NFL Eliminates Chain Measurements for 2025 and Beyond


This week, the NFL announced that in the 2025 season they will use a digital measurement system to conduct chain measurements instead of bringing the chains onto the field. This change is expected to cut over half of the time required for a measurement.
Measuring the chains is an activity that is both highly reliable and accurate, and typically pointless. Football was historically played on many irregular fields where the slope of the playing surface is inconsistent, where the field is mixed-use and may have a baseball infield overlaid with it. There are also cases where the yard lines are very poorly marked and have nearly faded, or where the markings are irregular (officials joke about the number of beers that certain ground crews had consumed before they began work). It is a standard practice at all levels of football for officials to inspect the field before the contest to verify all lines and prepare solutions to the problems that may appear. When working a football game on an irregular field, officials frequently need to use measurements because the field itself does not readily allow the officials to square the line with any degree of accuracy. However while these historic reasons to need measurements were real, the rise of turf fields, single use fields, separate practice fields, and automatic field painting systems has made these problems rare at the high school level, virtually non-existent at the college level, and extinct at the professional level.
There are other reasons why measurements have been unnecessary. In football, the short wing officials spot the ball (determine where it went down). They are on the sideline doing this and after determining their spot they move into the field. Short wings are required to spot the ball for first down on the nearest full yard line in the vast majority of circumstances (really anything except a turnover on downs, a first down inside the five, and potentially a short conversion near but short of the ten yard line. They have perfect views of the individualized yard markers right inside the field of play, and are responsible for always knowing where the line to gain is in relation to those lines. As a matter of necessity, before they have finished indicating where the ball became dead, the short wing knows if they spotted the ball short of the line to gain or not (all of this assuming the field is regular as discussed above).

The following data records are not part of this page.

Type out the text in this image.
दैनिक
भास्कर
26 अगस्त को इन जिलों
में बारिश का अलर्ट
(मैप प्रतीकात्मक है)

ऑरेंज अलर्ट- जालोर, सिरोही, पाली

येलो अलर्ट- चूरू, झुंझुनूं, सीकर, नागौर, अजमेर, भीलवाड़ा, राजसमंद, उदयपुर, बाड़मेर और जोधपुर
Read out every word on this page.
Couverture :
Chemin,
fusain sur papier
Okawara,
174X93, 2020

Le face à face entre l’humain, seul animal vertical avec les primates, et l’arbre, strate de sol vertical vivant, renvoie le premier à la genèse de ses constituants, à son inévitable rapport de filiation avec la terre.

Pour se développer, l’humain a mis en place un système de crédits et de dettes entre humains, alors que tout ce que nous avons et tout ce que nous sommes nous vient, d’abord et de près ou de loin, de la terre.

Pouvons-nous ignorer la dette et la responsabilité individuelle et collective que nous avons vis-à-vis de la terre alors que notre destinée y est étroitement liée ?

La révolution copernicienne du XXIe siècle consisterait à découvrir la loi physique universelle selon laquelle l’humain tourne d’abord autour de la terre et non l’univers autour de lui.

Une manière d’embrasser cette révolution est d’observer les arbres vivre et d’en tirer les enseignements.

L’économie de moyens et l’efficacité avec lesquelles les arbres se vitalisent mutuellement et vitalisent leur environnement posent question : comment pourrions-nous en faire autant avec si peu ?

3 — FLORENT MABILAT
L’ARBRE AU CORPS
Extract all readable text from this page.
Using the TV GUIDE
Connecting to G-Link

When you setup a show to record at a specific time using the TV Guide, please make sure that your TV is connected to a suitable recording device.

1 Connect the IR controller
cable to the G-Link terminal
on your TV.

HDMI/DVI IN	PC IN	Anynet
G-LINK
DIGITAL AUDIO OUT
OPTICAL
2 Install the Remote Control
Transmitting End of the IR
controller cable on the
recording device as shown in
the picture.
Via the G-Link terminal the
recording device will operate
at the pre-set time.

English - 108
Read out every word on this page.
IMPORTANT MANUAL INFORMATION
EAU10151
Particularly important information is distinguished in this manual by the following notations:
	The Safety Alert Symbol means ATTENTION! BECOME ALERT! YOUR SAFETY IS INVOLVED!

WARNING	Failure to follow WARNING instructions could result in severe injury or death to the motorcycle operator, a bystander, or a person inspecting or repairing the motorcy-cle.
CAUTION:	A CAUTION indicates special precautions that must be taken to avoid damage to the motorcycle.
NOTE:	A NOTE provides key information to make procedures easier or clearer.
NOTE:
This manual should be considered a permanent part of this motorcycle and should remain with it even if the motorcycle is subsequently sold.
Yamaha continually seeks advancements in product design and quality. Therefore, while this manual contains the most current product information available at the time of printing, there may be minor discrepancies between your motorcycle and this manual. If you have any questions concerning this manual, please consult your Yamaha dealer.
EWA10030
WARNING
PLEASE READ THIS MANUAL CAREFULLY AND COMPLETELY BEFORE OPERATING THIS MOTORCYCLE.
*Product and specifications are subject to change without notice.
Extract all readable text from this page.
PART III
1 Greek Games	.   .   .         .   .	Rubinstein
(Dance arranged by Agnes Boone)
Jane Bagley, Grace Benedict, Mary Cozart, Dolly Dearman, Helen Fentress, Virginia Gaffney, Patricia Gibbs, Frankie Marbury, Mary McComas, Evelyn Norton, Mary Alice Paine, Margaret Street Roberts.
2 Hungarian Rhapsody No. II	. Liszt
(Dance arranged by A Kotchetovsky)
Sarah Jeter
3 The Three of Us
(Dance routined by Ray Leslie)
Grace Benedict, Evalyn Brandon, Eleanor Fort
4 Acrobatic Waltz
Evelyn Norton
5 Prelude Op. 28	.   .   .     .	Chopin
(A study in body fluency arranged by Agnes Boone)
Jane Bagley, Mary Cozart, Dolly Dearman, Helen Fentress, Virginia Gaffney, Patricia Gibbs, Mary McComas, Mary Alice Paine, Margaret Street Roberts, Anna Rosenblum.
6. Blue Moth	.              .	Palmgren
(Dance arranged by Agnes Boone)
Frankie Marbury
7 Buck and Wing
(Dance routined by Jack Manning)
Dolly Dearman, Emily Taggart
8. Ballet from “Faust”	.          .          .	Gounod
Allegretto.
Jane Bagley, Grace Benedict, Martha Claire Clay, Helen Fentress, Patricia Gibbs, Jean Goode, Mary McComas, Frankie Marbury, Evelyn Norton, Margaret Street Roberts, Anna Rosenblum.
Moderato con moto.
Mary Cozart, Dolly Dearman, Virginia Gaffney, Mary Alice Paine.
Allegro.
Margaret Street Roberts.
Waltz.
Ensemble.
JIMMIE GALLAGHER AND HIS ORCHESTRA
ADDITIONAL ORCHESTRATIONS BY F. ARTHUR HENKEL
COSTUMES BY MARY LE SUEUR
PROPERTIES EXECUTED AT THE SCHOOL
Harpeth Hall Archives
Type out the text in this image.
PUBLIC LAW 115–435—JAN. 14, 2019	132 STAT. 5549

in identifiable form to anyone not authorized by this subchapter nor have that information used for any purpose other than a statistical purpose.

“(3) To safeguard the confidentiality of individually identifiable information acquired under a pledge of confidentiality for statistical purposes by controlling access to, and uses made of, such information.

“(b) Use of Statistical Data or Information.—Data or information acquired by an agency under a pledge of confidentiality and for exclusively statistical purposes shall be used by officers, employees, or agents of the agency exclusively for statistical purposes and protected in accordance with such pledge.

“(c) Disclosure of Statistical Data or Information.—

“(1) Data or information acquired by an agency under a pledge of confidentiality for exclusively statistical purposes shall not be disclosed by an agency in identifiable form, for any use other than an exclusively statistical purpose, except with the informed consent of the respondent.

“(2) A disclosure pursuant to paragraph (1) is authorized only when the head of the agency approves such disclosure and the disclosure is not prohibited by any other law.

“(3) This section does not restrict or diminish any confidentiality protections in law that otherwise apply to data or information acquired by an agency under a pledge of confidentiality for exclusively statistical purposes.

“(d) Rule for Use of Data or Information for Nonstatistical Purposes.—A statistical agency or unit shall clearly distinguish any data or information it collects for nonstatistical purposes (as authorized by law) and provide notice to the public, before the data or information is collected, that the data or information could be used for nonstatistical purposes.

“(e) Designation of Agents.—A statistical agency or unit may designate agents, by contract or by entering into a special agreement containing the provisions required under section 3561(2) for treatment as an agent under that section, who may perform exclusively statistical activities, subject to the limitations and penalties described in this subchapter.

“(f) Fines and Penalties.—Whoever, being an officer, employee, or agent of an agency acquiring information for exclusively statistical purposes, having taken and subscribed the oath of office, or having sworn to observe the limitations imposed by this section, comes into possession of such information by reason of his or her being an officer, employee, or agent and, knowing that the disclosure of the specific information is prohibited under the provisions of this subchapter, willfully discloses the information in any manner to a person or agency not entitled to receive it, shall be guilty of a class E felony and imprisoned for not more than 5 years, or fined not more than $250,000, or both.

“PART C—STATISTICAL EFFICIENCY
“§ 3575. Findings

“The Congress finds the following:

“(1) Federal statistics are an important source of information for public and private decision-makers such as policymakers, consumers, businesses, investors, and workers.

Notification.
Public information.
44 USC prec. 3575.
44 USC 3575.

So why did measurements still exist until now? Because many NFL officials began officiating forty plus years ago, because coaches grasp desperately at straws, and because a chain measurement is a performance that some officials like to perform. At the lowest levels of play, chain measurements are frequently used to test out new officials and see which ones have read and memorized their entire mechanics manuals. At higher levels of play, its only function is as an unearned timeout or an act of pure theater. I know of many referees who believe that every game should have exactly one measurement, and successfully manage to find a situation in each game to justify measuring.
The NFL deciding to replace it with a digital system is not going to actually change things. Hypothetically, the faster reviews could lead to more measurements. However, considering how chain measurements are primarily performances, I expect that what will actually happen is vastly fewer chain measurements. The exciting thing is that integrating this technology into the game will potentially make it more likely that other assistance technologies will be developed and deployed in the near future.